Il y a les belles promesses que nous fait miroiter la technologie. Et il y a la réalité pratico-pratique.

Doit-on lancer l’application de traçage Alerte COVID au Québec afin d’aider à réduire la transmission du virus ? Le gouvernement Legault prendra bientôt sa décision.

En théorie, savoir, de façon confidentielle à l’aide d’une application sur son téléphone, si on a passé plus de 15 minutes à moins de deux mètres d’une personne atteinte de la COVID-19 est une idée prometteuse.

PHOTO GIUSEPPE CACACE, ARCHIVES AGENCE FRANCE-PRESSE

« Peu importe la décision de Québec, votre téléphone portable ne remplacera pas votre masque et votre savon pour les mains », juge notre éditorialiste.

Mais plus on étudie la question, plus la conclusion apparaît évidente : le jeu n’en vaut pas la chandelle. Pas pour l’instant en tout cas.

Les avantages d’une telle application dans la lutte contre la COVID-19 sont, au mieux, marginaux. Alors que les craintes d’atteinte à la vie privée, elles, sont bien réelles.

C’est vrai que l’application développée par des ingénieurs de Shopify et approuvée par le gouvernement fédéral a été conçue pour réduire les possibilités d’atteinte à la vie privée. Elle serait disponible sur une base volontaire (et non obligatoire). Elle n’utilise pas la géolocalisation (très intrusive en matière de vie privée), mais la technologie Bluetooth, qui garde les infos personnelles sur le téléphone. Les utilisateurs qui reçoivent une notification de contact ne reçoivent aucune information sur la personne infectée.

Où est le problème alors ? En pratique, ce type d’application n’est pas très efficace, a-t-on constaté après plusieurs expériences en Europe. Au mieux, il s’agit d’un outil complémentaire au traçage manuel effectué par des employés du réseau de la santé (les enquêtes épidémiologiques), jugé plus efficace.

L’application est peu efficace, notamment parce que les gens sont peu nombreux à l’adopter. Soit parce qu’ils s’en méfient. Soit parce qu’ils n’ont pas de téléphone intelligent. Au Québec, seulement 46 % des gens de 65 ans et plus – les plus à risque de contracter la COVID-19 – ont un téléphone intelligent. Cette fracture numérique n’épargne pas non plus les revenus plus modestes.

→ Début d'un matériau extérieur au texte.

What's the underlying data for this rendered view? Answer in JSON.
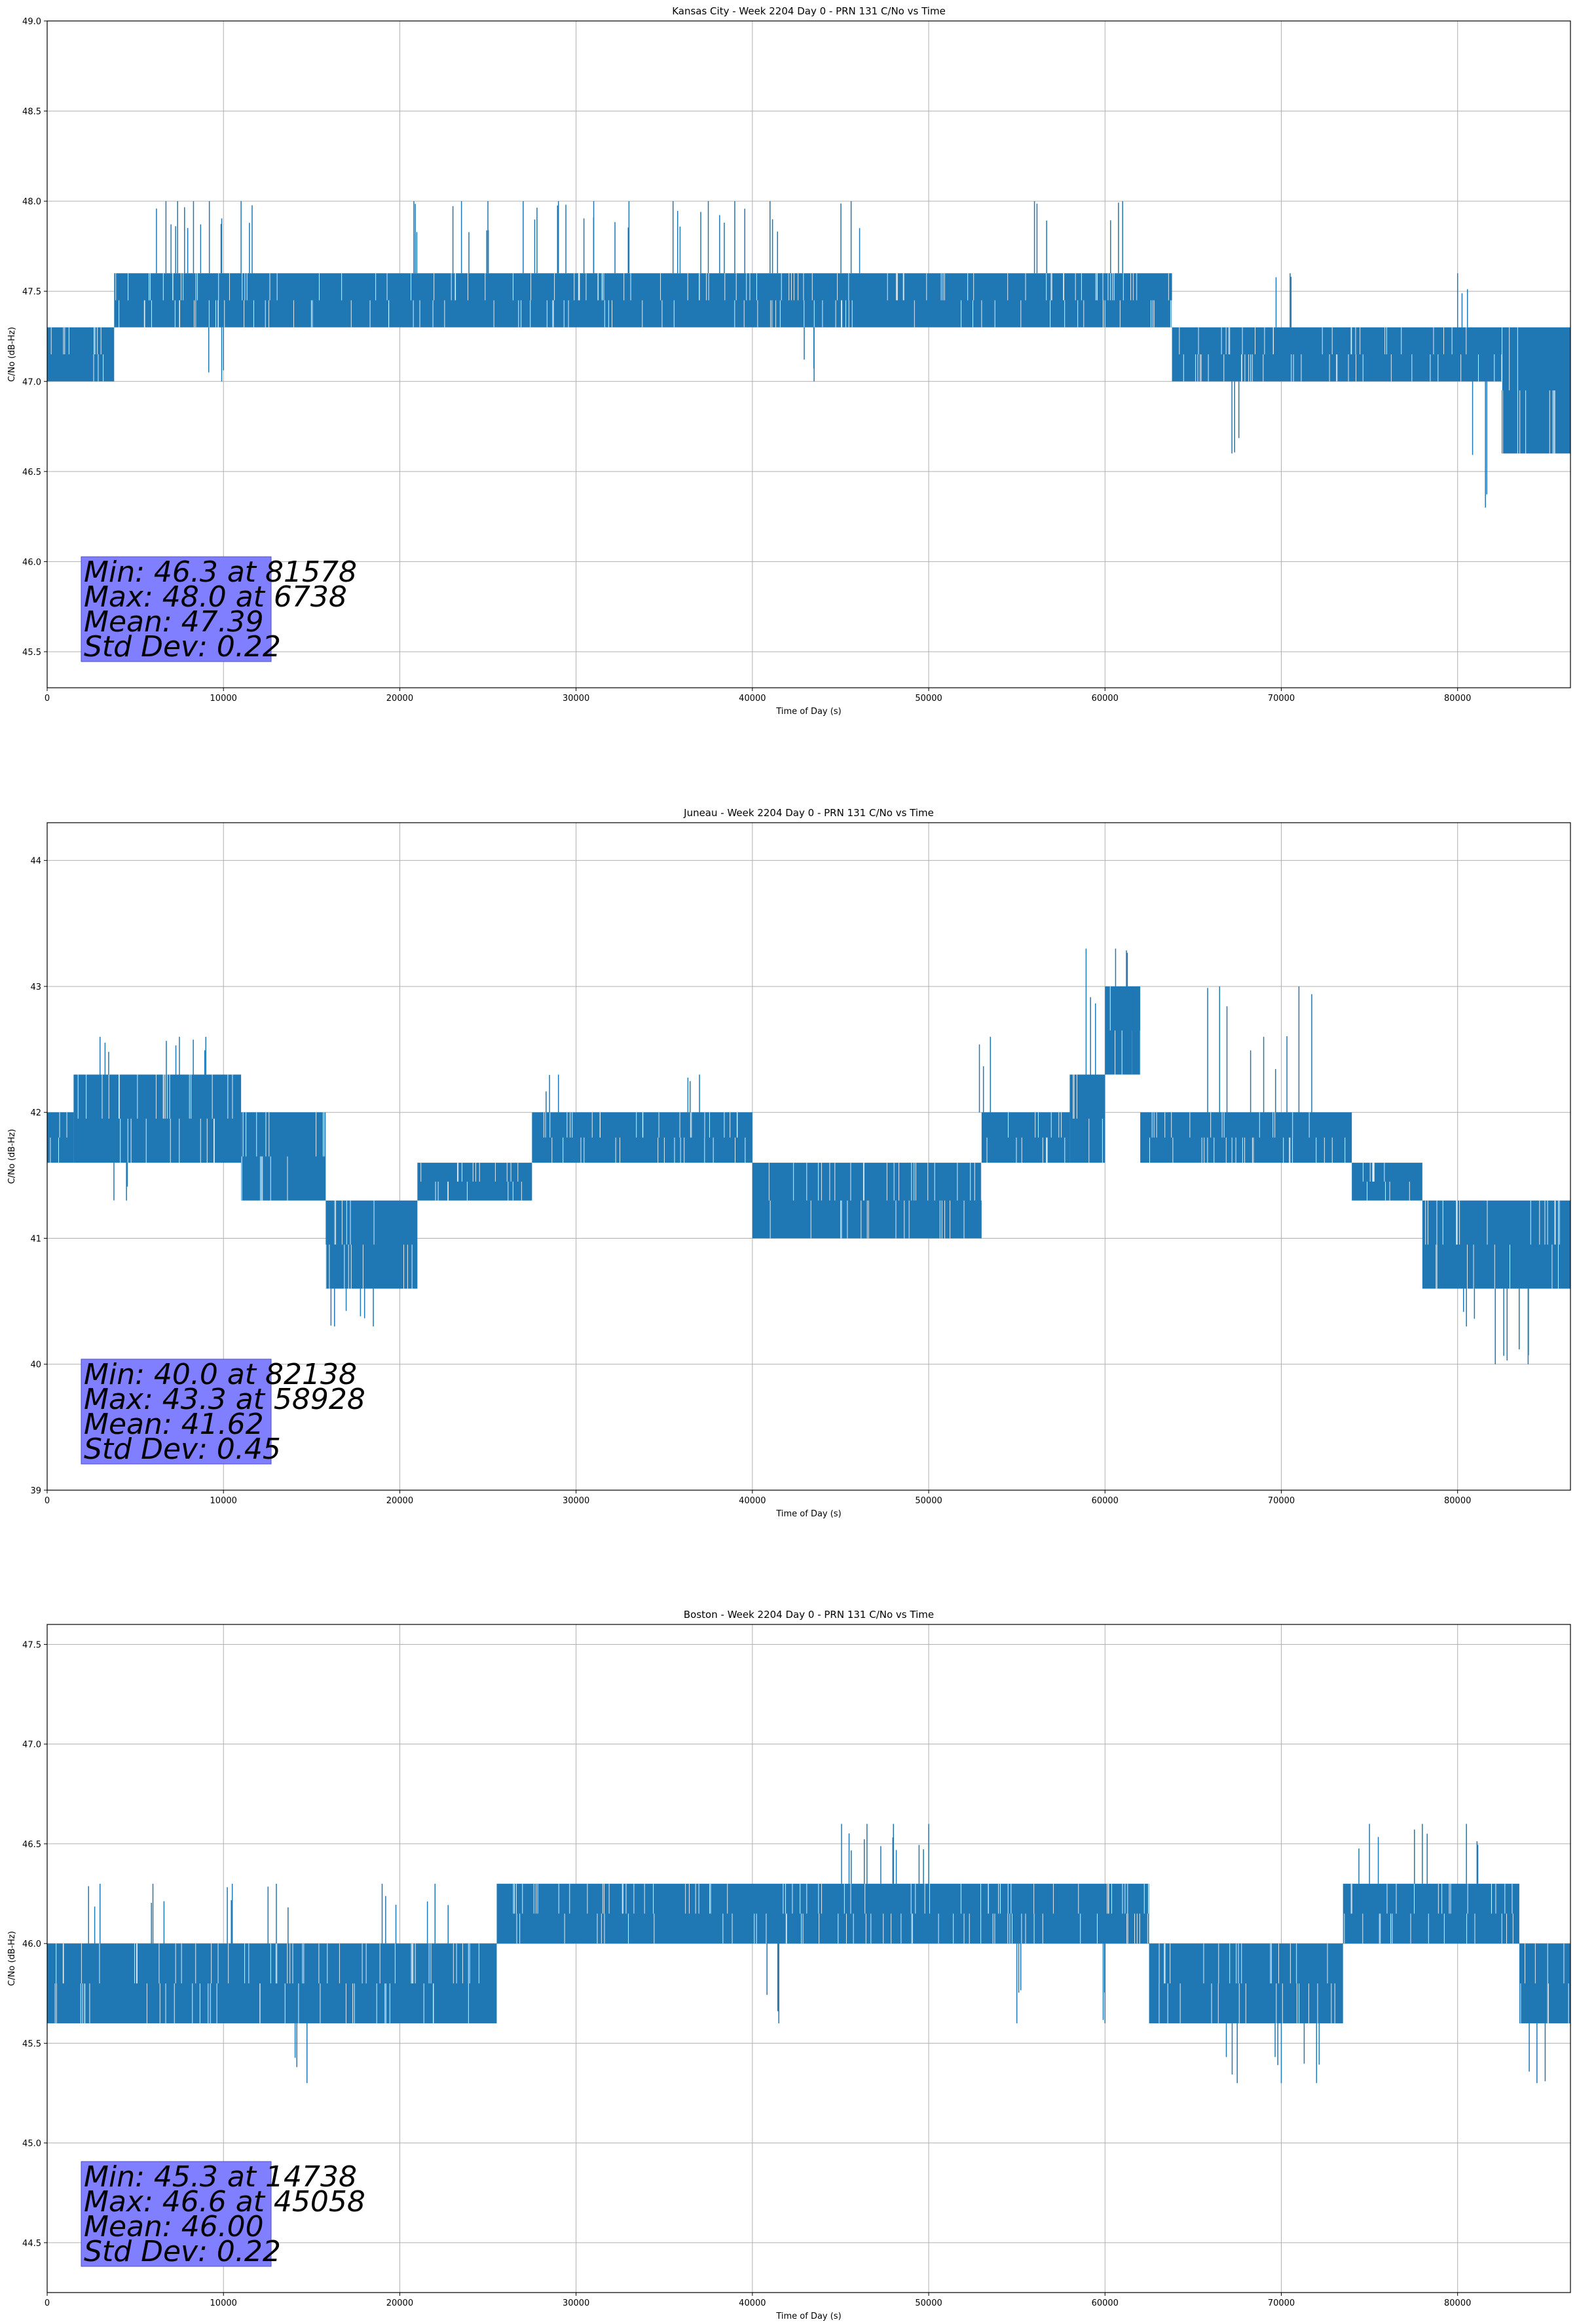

En plus, comme la technologie Bluetooth n’est pas totalement fiable dans ce contexte, plusieurs experts craignent que l’application envoie des notifications erronées (parce qu’elle a mal mesuré la distance entre deux téléphones) et qu’elle suggère à des gens de passer un test de dépistage inutilement. Et comme on n’a pas un nombre infini de tests…

Enfin, il y a l’éléphant dans la pièce : le potentiel d’atteinte à la vie privée.

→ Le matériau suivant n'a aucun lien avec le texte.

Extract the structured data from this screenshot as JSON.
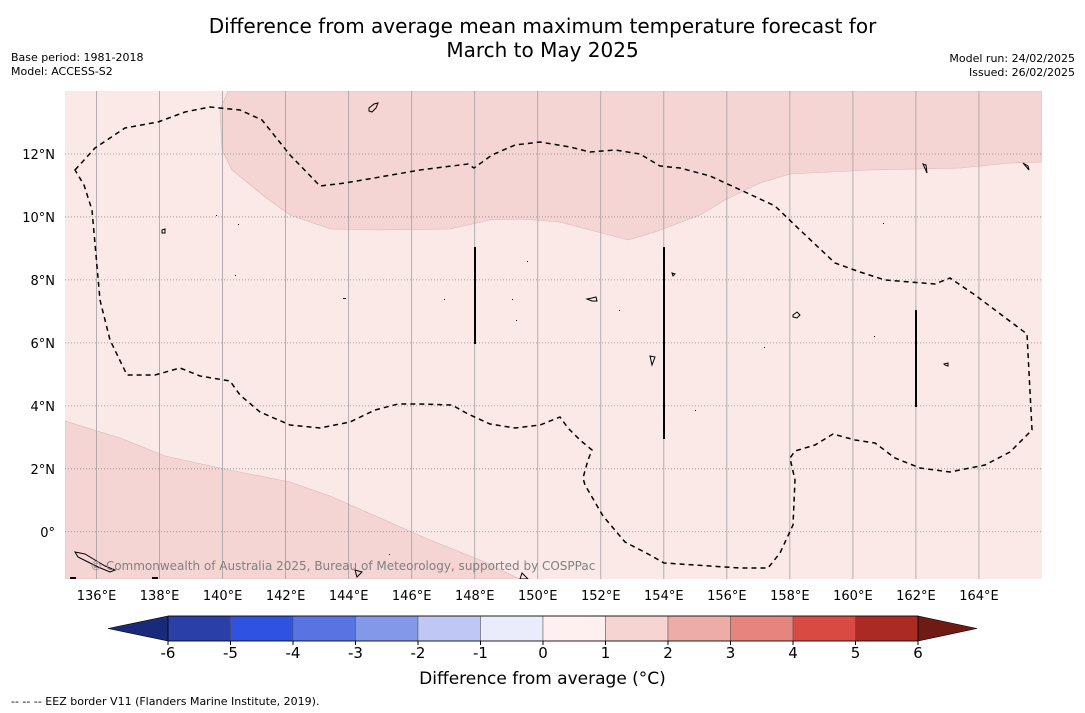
{
  "title_line1": "Difference from average mean maximum temperature forecast for",
  "title_line2": "March to May 2025",
  "meta_left": {
    "base_period": "Base period: 1981-2018",
    "model": "Model: ACCESS-S2"
  },
  "meta_right": {
    "model_run": "Model run: 24/02/2025",
    "issued": "Issued: 26/02/2025"
  },
  "map": {
    "lon_range": [
      135,
      166
    ],
    "lat_range": [
      -1.5,
      14
    ],
    "lon_ticks": [
      "136°E",
      "138°E",
      "140°E",
      "142°E",
      "144°E",
      "146°E",
      "148°E",
      "150°E",
      "152°E",
      "154°E",
      "156°E",
      "158°E",
      "160°E",
      "162°E",
      "164°E"
    ],
    "lon_values": [
      136,
      138,
      140,
      142,
      144,
      146,
      148,
      150,
      152,
      154,
      156,
      158,
      160,
      162,
      164
    ],
    "lat_ticks": [
      "0°",
      "2°N",
      "4°N",
      "6°N",
      "8°N",
      "10°N",
      "12°N"
    ],
    "lat_values": [
      0,
      2,
      4,
      6,
      8,
      10,
      12
    ],
    "copyright": "© Commonwealth of Australia 2025, Bureau of Meteorology, supported by COSPPac",
    "colors": {
      "anomaly_0_1": "#fbe9e8",
      "anomaly_1_2": "#f5d5d3",
      "eez_line": "#000000",
      "grid": "#888888"
    }
  },
  "colorbar": {
    "label": "Difference from average (°C)",
    "ticks": [
      "-6",
      "-5",
      "-4",
      "-3",
      "-2",
      "-1",
      "0",
      "1",
      "2",
      "3",
      "4",
      "5",
      "6"
    ],
    "colors": [
      "#2a3fa7",
      "#2f53e0",
      "#5874e3",
      "#8498ea",
      "#bfc7f4",
      "#ebecfb",
      "#fdf0ef",
      "#f6d4d1",
      "#eeaca7",
      "#e6847e",
      "#d94a42",
      "#ab2a24"
    ],
    "under_color": "#1a2a7a",
    "over_color": "#701a14"
  },
  "footnote": "--  --  -- EEZ border V11 (Flanders Marine Institute, 2019)."
}
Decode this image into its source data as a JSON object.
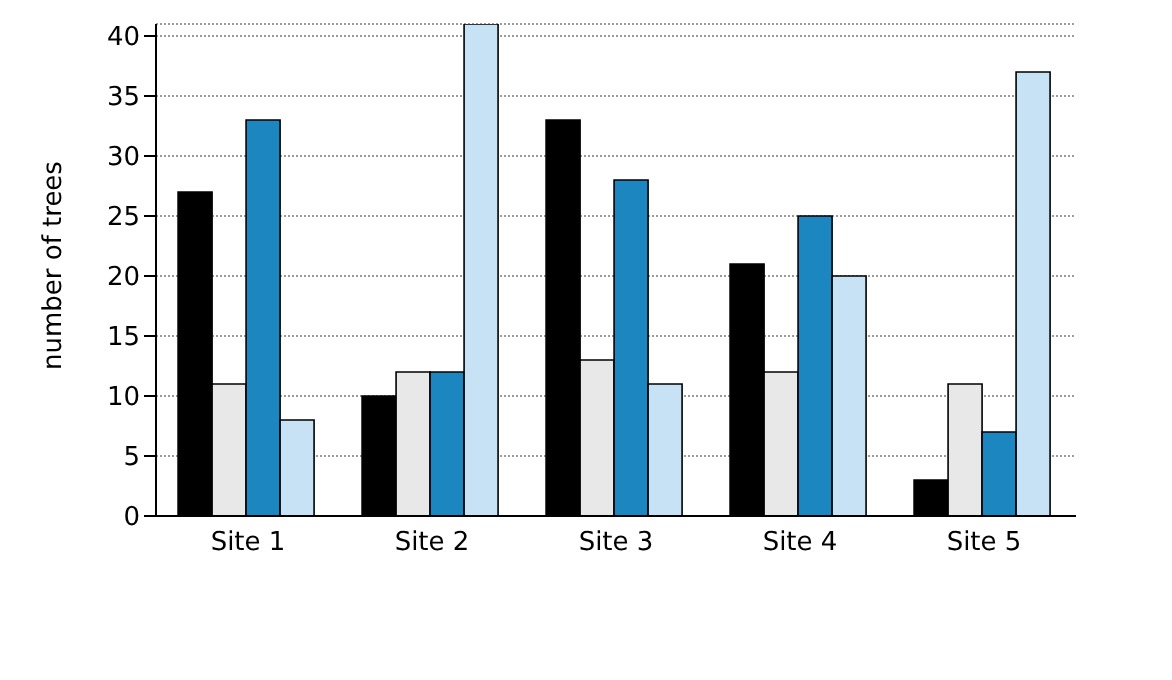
{
  "chart_data": {
    "type": "bar",
    "ylabel": "number of trees",
    "categories": [
      "Site 1",
      "Site 2",
      "Site 3",
      "Site 4",
      "Site 5"
    ],
    "series": [
      {
        "color": "#000000",
        "values": [
          27,
          10,
          33,
          21,
          3
        ]
      },
      {
        "color": "#e8e8e8",
        "values": [
          11,
          12,
          13,
          12,
          11
        ]
      },
      {
        "color": "#1b86c0",
        "values": [
          33,
          12,
          28,
          25,
          7
        ]
      },
      {
        "color": "#c7e1f5",
        "values": [
          8,
          41,
          11,
          20,
          37
        ]
      }
    ],
    "ylim": [
      0,
      41
    ],
    "yticks": [
      0,
      5,
      10,
      15,
      20,
      25,
      30,
      35,
      40
    ],
    "grid": "y",
    "legend": false
  }
}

N’en déplaise au gouvernement Legault qui prétend le contraire, le Barreau du Québec, la Commission d’accès à l’information et la Commission des droits de la personne et des droits de la jeunesse arrivent tous à la même conclusion : les lois québécoises ne sont pas adaptées pour répondre aux enjeux soulevés par une telle application de traçage. Un exemple inquiétant : des employeurs pourraient potentiellement forcer leurs employés à installer l’application pour entrer sur les lieux de travail. On ne peut alors plus parler de consentement libre et volontaire.

Veut-on courir de tels risques d’atteinte à la vie privée pour une application qui donne des résultats aussi mitigés ? Il serait sage que le gouvernement Legault ne s’embarque pas dans cette aventure qui présente peu d’avantages pour le nombre d’inconvénients.

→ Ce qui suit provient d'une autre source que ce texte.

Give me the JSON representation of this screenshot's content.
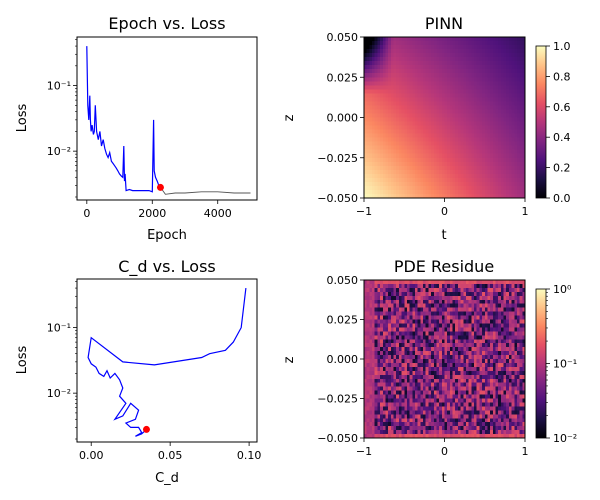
{
  "chart_data": [
    {
      "type": "line",
      "title": "Epoch vs. Loss",
      "xlabel": "Epoch",
      "ylabel": "Loss",
      "xlim": [
        -300,
        5200
      ],
      "ylim": [
        0.0018,
        0.55
      ],
      "yscale": "log",
      "xticks": [
        0,
        2000,
        4000
      ],
      "xtick_labels": [
        "0",
        "2000",
        "4000"
      ],
      "yticks": [
        0.01,
        0.1
      ],
      "ytick_labels": [
        "10⁻²",
        "10⁻¹"
      ],
      "series": [
        {
          "color": "#0000ff",
          "x": [
            0,
            30,
            60,
            90,
            110,
            130,
            160,
            200,
            230,
            260,
            300,
            350,
            400,
            450,
            500,
            550,
            600,
            650,
            700,
            750,
            800,
            850,
            900,
            950,
            1000,
            1050,
            1100,
            1130,
            1150,
            1170,
            1200,
            1300,
            1400,
            1500,
            1600,
            1700,
            1800,
            1900,
            2000,
            2040,
            2060,
            2100,
            2150,
            2200,
            2250
          ],
          "y": [
            0.4,
            0.05,
            0.03,
            0.07,
            0.03,
            0.02,
            0.025,
            0.018,
            0.02,
            0.05,
            0.02,
            0.015,
            0.02,
            0.012,
            0.015,
            0.011,
            0.009,
            0.008,
            0.0095,
            0.007,
            0.0065,
            0.006,
            0.0055,
            0.005,
            0.0045,
            0.0042,
            0.004,
            0.012,
            0.0035,
            0.0045,
            0.0025,
            0.0026,
            0.0025,
            0.0025,
            0.0025,
            0.0025,
            0.0025,
            0.0025,
            0.0024,
            0.03,
            0.005,
            0.004,
            0.0035,
            0.003,
            0.0028
          ]
        },
        {
          "color": "#555555",
          "x": [
            2250,
            2400,
            2700,
            3000,
            3500,
            4000,
            4500,
            5000
          ],
          "y": [
            0.0028,
            0.0022,
            0.0023,
            0.0023,
            0.0024,
            0.0024,
            0.0023,
            0.0023
          ]
        }
      ],
      "marker": {
        "x": 2250,
        "y": 0.0028,
        "color": "#ff0000"
      }
    },
    {
      "type": "heatmap",
      "title": "PINN",
      "xlabel": "t",
      "ylabel": "z",
      "xlim": [
        -1,
        1
      ],
      "ylim": [
        -0.05,
        0.05
      ],
      "xticks": [
        -1,
        0,
        1
      ],
      "xtick_labels": [
        "−1",
        "0",
        "1"
      ],
      "yticks": [
        -0.05,
        -0.025,
        0.0,
        0.025,
        0.05
      ],
      "ytick_labels": [
        "−0.050",
        "−0.025",
        "0.000",
        "0.025",
        "0.050"
      ],
      "colormap": "magma",
      "colorbar": {
        "scale": "linear",
        "ticks": [
          0.0,
          0.2,
          0.4,
          0.6,
          0.8,
          1.0
        ],
        "tick_labels": [
          "0.0",
          "0.2",
          "0.4",
          "0.6",
          "0.8",
          "1.0"
        ]
      }
    },
    {
      "type": "line",
      "title": "C_d vs. Loss",
      "xlabel": "C_d",
      "ylabel": "Loss",
      "xlim": [
        -0.009,
        0.105
      ],
      "ylim": [
        0.0018,
        0.55
      ],
      "yscale": "log",
      "xticks": [
        0.0,
        0.05,
        0.1
      ],
      "xtick_labels": [
        "0.00",
        "0.05",
        "0.10"
      ],
      "yticks": [
        0.01,
        0.1
      ],
      "ytick_labels": [
        "10⁻²",
        "10⁻¹"
      ],
      "series": [
        {
          "color": "#0000ff",
          "x": [
            0.098,
            0.095,
            0.09,
            0.085,
            0.075,
            0.07,
            0.04,
            0.02,
            0.0,
            -0.002,
            0.0,
            0.003,
            0.005,
            0.008,
            0.01,
            0.012,
            0.015,
            0.018,
            0.02,
            0.018,
            0.022,
            0.015,
            0.02,
            0.025,
            0.03,
            0.028,
            0.022,
            0.025,
            0.03,
            0.032,
            0.028,
            0.032,
            0.035
          ],
          "y": [
            0.4,
            0.1,
            0.06,
            0.045,
            0.04,
            0.035,
            0.027,
            0.03,
            0.07,
            0.035,
            0.028,
            0.025,
            0.02,
            0.018,
            0.022,
            0.017,
            0.02,
            0.016,
            0.012,
            0.009,
            0.007,
            0.004,
            0.0045,
            0.007,
            0.0055,
            0.004,
            0.0035,
            0.003,
            0.003,
            0.0025,
            0.0022,
            0.0024,
            0.0028
          ]
        }
      ],
      "marker": {
        "x": 0.035,
        "y": 0.0028,
        "color": "#ff0000"
      }
    },
    {
      "type": "heatmap",
      "title": "PDE Residue",
      "xlabel": "t",
      "ylabel": "z",
      "xlim": [
        -1,
        1
      ],
      "ylim": [
        -0.05,
        0.05
      ],
      "xticks": [
        -1,
        0,
        1
      ],
      "xtick_labels": [
        "−1",
        "0",
        "1"
      ],
      "yticks": [
        -0.05,
        -0.025,
        0.0,
        0.025,
        0.05
      ],
      "ytick_labels": [
        "−0.050",
        "−0.025",
        "0.000",
        "0.025",
        "0.050"
      ],
      "colormap": "magma",
      "colorbar": {
        "scale": "log",
        "ticks": [
          0.01,
          0.1,
          1
        ],
        "tick_labels": [
          "10⁻²",
          "10⁻¹",
          "10⁰"
        ]
      }
    }
  ]
}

Peu importe la décision de Québec, votre téléphone portable ne remplacera pas votre masque et votre savon pour les mains, des outils nettement plus efficaces pour contrer le virus (et qui ne portent pas atteinte aux droits fondamentaux).

C’est vrai que l’Ontario et l’Alberta déploieront l’application Alerte COVID. Mais pas la Colombie-Britannique, la province ayant le mieux géré la première vague, qui préfère miser pour l’instant sur le traçage manuel avec des professionnels de la santé.

En prévision de la deuxième vague, Québec vient justement d’annoncer son intention d’ajouter 1000 personnes additionnelles (* ) pour faire du traçage.

C’est moins glamour qu’une application techno. Mais ce sera plus efficace.

*Combien d’employés dans le réseau de la santé au Québec font actuellement du traçage ? Curieusement, le ministère de la Santé affirme ne pas détenir cette information, nous référant plutôt à chaque organisme régional de santé.